Le titre est de nous, bien entendu. Car il est somme toute fort peu probable qu'une revue bourrée de publicités en faveur de l'industrie pharmaceutique ait osé ce genre de titre...

 

Voici ce qu'on pouvait lire dans le Généraliste du 27 janvier 2011:

 

 

"Moins mystérieux- et probablement moins étonnants également: les résultats d'une étude qui s'intéressait au taux de vaccination chez les travailleurs de la santé de trois hôpitaux américains, et qui étaient tenus de se fare vacciner contre la grippe. Les personnes qui refusaient se voyaient remettre l'équivalent de notre C4 en guise de remerciement. Le refus de vaccination était cependant accepté lorsqu'il était motivé par des raisons médicales ou religieuses. Environ 1,1% de l'ensemble du personnel a bénéficié de cette mesure et n'a donc pas été vacciné. Le taux de vaccination obtenu était donc excellent, mais l'épée de Damoclès pointée par les autorités locales enlève toute valeur à ce chiffreLa vaccination quasi-obligatoire a d'ailleurs été à l'origine de plusieurs dizaines de procédures en justice de la part de médecins et de paramédicaux. Entre-temps, l'imposition de la vaccination a été mise en veilleuse."

 

Force de conviction

 

"Quoi qu'il en soit, le taux de vaccination anti-H1N1 des femmes enceintes n'était pas extraordinaire aux USA l'année dernière: à peine 33%. Chez les médecins généralistes, une enquête a montré les raisons principales de la faiblesse de ce taux: ils ne seraient pas souvent les premiers à parler de cette prévention vaccinale à leurs patients. Et dans l'affirmative, ils semblaient peu convaincus de l'intérêt réel de cette vaccination.

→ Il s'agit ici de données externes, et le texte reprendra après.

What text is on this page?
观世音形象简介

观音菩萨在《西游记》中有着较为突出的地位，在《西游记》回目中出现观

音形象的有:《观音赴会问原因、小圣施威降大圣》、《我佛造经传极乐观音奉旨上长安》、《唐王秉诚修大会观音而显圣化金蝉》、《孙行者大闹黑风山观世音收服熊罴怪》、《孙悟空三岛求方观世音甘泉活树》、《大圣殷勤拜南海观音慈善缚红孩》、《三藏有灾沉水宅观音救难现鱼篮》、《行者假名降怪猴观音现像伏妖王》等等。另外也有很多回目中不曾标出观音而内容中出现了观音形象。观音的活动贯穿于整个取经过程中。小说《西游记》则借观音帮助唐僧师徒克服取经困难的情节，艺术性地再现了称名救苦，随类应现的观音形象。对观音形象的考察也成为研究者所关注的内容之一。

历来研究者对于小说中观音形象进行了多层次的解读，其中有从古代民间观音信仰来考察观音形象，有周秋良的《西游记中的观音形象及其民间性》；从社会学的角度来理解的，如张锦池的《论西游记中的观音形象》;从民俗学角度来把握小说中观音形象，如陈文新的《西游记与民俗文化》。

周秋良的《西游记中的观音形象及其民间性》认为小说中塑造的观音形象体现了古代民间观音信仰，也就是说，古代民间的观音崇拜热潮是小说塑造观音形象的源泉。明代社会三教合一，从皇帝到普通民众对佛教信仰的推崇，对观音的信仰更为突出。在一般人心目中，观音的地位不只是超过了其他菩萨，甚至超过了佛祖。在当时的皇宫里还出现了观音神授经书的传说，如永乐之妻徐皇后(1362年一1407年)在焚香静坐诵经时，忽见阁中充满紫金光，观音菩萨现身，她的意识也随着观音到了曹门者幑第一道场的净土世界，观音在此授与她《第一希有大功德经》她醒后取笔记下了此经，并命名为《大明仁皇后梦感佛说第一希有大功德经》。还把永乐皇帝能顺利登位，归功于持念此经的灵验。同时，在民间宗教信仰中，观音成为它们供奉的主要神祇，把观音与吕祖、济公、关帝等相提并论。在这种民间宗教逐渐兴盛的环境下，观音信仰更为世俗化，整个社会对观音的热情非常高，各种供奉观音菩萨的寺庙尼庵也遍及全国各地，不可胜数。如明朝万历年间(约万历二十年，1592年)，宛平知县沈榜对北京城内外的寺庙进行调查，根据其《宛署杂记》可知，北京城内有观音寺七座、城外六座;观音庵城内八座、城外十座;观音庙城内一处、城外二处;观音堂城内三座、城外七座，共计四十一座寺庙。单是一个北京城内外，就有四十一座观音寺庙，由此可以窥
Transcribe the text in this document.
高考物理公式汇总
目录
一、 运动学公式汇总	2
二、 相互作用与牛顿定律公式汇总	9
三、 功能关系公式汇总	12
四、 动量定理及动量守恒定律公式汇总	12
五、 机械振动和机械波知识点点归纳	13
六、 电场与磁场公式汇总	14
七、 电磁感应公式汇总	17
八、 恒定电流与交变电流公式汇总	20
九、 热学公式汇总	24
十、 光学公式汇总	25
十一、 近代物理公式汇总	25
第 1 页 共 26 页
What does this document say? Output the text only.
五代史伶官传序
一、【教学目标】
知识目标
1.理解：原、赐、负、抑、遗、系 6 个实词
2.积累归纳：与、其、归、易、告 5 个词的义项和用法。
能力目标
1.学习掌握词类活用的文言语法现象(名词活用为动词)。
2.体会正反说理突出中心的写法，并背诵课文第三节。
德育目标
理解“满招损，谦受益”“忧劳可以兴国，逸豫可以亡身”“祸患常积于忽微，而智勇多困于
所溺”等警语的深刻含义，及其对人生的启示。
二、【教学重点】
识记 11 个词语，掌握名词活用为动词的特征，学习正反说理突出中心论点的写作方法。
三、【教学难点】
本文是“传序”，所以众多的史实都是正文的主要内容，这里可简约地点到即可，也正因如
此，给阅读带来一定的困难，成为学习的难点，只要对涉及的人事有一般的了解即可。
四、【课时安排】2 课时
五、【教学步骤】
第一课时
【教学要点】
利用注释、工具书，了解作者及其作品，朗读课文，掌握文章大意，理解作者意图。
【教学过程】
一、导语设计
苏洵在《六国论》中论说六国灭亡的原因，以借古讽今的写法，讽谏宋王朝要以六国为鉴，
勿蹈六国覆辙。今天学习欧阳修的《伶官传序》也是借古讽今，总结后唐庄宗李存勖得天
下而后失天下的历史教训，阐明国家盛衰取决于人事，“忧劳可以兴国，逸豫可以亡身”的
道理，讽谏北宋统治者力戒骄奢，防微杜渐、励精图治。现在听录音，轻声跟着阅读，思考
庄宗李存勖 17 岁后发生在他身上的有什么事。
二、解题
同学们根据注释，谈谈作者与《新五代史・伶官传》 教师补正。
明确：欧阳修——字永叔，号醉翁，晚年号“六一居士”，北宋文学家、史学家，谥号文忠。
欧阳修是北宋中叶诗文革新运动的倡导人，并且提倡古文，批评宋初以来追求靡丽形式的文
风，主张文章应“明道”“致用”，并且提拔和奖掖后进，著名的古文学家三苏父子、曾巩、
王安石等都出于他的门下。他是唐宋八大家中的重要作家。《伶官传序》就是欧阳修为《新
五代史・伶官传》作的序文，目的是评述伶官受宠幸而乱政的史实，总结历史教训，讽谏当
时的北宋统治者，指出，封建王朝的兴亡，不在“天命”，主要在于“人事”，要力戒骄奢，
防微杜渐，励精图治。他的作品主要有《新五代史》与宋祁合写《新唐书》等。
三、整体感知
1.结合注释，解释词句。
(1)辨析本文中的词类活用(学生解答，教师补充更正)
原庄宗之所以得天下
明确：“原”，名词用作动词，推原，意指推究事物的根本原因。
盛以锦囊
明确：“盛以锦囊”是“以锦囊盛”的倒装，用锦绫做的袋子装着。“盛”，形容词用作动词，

De plus, ils ne répondaient pas toujours correctement aux questions qui leur étaient posées au sujet de la sécurité et de la composition de ces vaccins."

 

 

 

loupe On remarque plusieurs choses qui ne vont pas:

 

- On impose une vaccination "à la soviétique" avec un taux de + de 98% artificiellement atteint. Ce qu'on ne dit cependant pas, c'est combien de malheureux travailleurs seront malades à court, moyen ou long terme, des suites d'une telle vaccination. Là encore, ils seront probablement licensiés et ces dégâts passés sous silence.

 

- Malgré cette obligation scandaleuse et totalement contraire à la dignité humaine et au consentement éclairé ("informed consent"), on remarquera qu'il existe des contre-indications médicales ou religieuses OR, ici chez nous en Belgique, les autorités publiques ont traîné les parents du petit Olivier à Tournai devant le tribunal correctionnel pour non vaccination polio alors qu'ils disposaient de certificats de contre-indication médicale....

 

- Lorsqu'il s'agit de leur santé, certains médecins acceptent de sortir de l'omerta et osent dénoncer, chose qu'ils n'osent pas faire dans la pratique quotidienne, en ce qui concerne la vaccination de leurs patients!

 

Beaucoup de médecins pensent tout bas ce que nous disont tout haut mais ils sont beaucoup trop peu à oser le dire, de peur de perdre leur situation ou qu'on leur fasse des ennuis.

Beaucoup disent nous soutenir totalement et nous remercient pour ce travail de démocratie, de transparence et d'éclaircissement. Beaucoup mènent un combat discret mais déterminé que rien ne pourra désormais arrêter.

 

Toutefois, il semble évident que tout système mafieux et coercitif prospère sur un terreau similaire appelé "OMERTA". Pas d'omerta, pas de mafia.

Dès lors, si chacun dénonce, à son échelle, les abus dont il se sent victime en tant que citoyen, patient ou médecin, le risque de pression et d'intimidation sera minime sur le plan individuel tandis que le bénéfice sera énorme pour l'ensemble de la collectivité.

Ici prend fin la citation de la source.